The next day we ventured down to Old Dhaka without our guide and AC van! We wanted to go to Bangshal Road or Bicycle Street as its known to some to buy some rickshaw art. This is a street a bit like Hindu street with really tall old buildings lining narrow windy streets, so it was quite a challenge to find this place. As is often the case here though, if you stand around for longer than a minute you will usually attract a crowd, amongst which there will be an English speaking Bangladeshi who can generally help you out. Our willing helper turned out to be Mr Sazzad who took us to a little stall where they were selling all of the brightly coloured bits you add on to a rickshaw that make it look so cool. They were very pleased to see us and started getting out loads of pieces of art to show us. IT was as tiny shop as they all are and one guy was permanently sat crouched on the table top, ready at any moment to leap into the loft space where they kept lots of their stock, Bangladeshis are so agile! We were offered coffee and they youngest boy went off to collect it with his thermos. So we spent a happy 20 minutes there choosing some really cool art on pieces of tin while drinking sweet coffee, a nice way to do business!

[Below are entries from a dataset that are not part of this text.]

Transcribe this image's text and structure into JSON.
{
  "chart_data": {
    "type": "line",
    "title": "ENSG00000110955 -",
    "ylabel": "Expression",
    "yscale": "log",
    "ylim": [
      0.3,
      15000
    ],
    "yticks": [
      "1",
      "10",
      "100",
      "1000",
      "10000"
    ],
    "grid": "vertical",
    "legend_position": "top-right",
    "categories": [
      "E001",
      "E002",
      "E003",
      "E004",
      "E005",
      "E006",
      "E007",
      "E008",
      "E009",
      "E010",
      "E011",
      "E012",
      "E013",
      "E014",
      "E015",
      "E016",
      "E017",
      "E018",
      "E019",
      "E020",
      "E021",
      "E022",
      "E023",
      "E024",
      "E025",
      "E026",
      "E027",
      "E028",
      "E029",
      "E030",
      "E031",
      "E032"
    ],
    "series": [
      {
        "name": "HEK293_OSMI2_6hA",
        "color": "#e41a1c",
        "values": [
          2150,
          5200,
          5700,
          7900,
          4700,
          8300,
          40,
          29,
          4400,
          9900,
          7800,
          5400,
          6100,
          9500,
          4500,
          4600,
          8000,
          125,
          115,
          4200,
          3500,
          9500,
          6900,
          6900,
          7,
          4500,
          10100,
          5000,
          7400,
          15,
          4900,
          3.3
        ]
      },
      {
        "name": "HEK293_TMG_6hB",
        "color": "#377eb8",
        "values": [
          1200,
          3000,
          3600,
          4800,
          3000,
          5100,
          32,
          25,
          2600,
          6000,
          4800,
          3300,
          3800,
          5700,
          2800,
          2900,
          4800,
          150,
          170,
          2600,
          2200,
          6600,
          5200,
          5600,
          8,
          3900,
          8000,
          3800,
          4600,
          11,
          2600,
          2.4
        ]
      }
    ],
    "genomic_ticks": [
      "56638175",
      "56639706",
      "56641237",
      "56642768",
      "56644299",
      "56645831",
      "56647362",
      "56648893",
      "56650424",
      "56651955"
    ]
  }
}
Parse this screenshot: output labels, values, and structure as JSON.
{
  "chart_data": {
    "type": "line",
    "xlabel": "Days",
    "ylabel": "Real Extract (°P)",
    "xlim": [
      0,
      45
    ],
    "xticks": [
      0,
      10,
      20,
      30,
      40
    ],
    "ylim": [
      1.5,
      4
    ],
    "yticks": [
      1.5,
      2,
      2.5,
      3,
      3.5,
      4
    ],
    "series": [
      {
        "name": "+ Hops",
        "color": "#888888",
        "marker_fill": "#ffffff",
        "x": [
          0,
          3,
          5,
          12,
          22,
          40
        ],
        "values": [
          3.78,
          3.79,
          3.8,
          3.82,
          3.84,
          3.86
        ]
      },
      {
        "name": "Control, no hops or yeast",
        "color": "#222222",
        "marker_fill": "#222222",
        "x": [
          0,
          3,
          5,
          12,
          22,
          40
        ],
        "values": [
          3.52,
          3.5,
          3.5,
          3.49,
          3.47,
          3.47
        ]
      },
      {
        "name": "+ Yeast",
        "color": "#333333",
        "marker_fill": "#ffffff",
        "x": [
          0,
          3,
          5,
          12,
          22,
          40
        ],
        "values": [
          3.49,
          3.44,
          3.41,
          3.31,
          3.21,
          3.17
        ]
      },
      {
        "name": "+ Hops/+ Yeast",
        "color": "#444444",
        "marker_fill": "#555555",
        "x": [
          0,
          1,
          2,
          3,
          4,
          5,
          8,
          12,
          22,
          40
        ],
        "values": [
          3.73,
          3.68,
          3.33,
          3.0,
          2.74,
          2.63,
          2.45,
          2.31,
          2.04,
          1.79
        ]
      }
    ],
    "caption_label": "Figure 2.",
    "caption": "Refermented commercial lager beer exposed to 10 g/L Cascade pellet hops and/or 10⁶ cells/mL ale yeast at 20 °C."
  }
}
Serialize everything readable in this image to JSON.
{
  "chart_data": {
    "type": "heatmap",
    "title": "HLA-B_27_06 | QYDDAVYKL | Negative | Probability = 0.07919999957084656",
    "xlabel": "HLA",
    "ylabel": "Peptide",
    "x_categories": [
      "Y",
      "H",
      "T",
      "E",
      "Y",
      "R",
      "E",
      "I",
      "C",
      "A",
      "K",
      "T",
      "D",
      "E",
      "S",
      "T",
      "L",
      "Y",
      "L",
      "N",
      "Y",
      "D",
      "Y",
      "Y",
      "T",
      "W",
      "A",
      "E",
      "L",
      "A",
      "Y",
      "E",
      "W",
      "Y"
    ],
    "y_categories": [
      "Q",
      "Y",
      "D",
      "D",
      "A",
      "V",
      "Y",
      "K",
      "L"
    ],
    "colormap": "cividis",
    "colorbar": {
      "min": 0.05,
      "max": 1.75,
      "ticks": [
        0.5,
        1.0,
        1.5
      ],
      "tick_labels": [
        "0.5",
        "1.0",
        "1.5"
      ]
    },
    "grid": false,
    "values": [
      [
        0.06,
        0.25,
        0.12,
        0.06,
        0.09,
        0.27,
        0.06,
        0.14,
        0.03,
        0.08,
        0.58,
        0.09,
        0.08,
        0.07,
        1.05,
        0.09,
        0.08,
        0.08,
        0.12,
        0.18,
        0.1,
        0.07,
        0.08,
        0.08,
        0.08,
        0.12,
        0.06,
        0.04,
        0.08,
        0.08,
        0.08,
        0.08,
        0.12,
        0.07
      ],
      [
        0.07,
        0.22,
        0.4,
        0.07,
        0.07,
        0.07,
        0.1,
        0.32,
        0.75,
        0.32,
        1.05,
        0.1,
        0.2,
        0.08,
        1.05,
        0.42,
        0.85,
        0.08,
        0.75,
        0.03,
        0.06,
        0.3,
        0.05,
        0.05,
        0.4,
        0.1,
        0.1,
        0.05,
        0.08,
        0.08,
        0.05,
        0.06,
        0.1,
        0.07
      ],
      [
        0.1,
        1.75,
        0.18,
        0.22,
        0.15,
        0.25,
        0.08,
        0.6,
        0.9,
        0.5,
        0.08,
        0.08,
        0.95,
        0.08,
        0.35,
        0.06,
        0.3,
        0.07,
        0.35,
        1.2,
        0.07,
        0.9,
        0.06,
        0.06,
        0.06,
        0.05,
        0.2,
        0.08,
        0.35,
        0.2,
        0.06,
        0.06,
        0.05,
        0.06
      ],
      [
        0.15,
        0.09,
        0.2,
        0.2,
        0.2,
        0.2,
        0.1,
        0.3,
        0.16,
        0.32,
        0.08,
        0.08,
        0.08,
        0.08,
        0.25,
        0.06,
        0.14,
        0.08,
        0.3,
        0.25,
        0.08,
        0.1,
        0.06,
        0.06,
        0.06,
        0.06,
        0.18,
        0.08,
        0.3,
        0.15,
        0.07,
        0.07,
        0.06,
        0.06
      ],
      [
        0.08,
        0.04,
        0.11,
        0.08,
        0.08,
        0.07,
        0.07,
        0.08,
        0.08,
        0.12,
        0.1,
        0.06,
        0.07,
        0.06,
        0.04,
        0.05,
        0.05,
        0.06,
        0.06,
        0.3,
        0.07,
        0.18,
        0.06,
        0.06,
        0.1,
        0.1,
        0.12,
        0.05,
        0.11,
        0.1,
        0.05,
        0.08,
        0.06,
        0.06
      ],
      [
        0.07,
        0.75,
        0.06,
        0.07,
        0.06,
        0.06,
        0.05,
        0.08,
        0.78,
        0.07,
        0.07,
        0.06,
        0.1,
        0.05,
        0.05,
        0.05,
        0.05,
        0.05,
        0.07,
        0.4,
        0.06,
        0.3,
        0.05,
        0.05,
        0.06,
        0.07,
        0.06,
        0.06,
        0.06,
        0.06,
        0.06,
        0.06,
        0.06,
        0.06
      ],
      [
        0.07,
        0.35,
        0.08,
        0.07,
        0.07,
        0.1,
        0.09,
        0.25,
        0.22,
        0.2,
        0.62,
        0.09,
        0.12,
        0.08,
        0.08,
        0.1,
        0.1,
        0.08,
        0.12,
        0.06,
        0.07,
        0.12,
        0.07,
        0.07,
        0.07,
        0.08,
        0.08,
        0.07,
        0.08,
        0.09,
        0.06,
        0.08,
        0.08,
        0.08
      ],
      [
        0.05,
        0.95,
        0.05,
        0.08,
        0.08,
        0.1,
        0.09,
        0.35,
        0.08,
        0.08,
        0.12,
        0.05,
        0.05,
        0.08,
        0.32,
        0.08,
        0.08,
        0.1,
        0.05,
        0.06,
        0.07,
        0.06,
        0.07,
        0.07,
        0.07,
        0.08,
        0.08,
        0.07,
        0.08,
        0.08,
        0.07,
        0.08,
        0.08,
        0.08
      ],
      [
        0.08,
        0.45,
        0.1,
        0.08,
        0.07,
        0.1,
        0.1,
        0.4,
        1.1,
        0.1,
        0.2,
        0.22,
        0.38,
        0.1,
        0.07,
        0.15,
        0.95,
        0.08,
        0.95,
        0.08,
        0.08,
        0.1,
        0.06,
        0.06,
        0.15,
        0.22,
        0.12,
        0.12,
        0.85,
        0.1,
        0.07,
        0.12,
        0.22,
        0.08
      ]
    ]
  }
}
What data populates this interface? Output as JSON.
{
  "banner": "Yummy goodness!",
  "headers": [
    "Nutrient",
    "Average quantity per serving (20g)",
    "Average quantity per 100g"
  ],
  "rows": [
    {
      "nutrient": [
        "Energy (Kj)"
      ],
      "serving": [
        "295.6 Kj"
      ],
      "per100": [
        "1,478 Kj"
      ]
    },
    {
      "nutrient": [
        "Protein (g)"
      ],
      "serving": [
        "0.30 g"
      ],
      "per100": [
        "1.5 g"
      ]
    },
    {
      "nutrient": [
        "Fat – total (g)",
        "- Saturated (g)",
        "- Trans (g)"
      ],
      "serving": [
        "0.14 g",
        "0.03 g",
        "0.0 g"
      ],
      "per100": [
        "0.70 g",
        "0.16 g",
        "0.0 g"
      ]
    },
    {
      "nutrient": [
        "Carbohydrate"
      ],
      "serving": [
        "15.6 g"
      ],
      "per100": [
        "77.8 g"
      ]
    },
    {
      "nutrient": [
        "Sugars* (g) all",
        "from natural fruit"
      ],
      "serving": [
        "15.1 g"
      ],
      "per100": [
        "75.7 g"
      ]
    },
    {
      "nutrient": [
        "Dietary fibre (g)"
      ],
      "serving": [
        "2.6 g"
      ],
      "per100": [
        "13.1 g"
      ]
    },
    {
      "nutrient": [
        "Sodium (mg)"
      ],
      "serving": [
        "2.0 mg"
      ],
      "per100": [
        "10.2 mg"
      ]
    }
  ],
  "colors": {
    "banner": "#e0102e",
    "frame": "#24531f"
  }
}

Our friend then took us to a 'restaurant' that had been recommended to us, Hanif's Biriani. It wasn't really a restaurant, it had the feel more of a late night kebab house, but on the scale of things in the place we were it was pretty upmarket so we sat down with trepidation to eat. This was probably the closest to street food we had come so far so we were a bit scared about the consequences! The set up was that there was no menu, you just had what the cook had prepared in his big pot and today it was Beef Biriani. It was really tasty, and the restaurant was really busy which i think is a good sign. There was a little bit too much bone and gristle and other unrecognisable things in it though for my liking so i mainly ate the rice, but it was a bargain at about £1.50 for three meals!
I'm sure i had loads more observations on our visits to Old Dhaka but the pictures will have to tell the stories! I would also like to apologise to Dr Hardisty and my mother for the appalling spelling and grammar that are in this blog (and previous ones) no excuses, i'm just slap dash!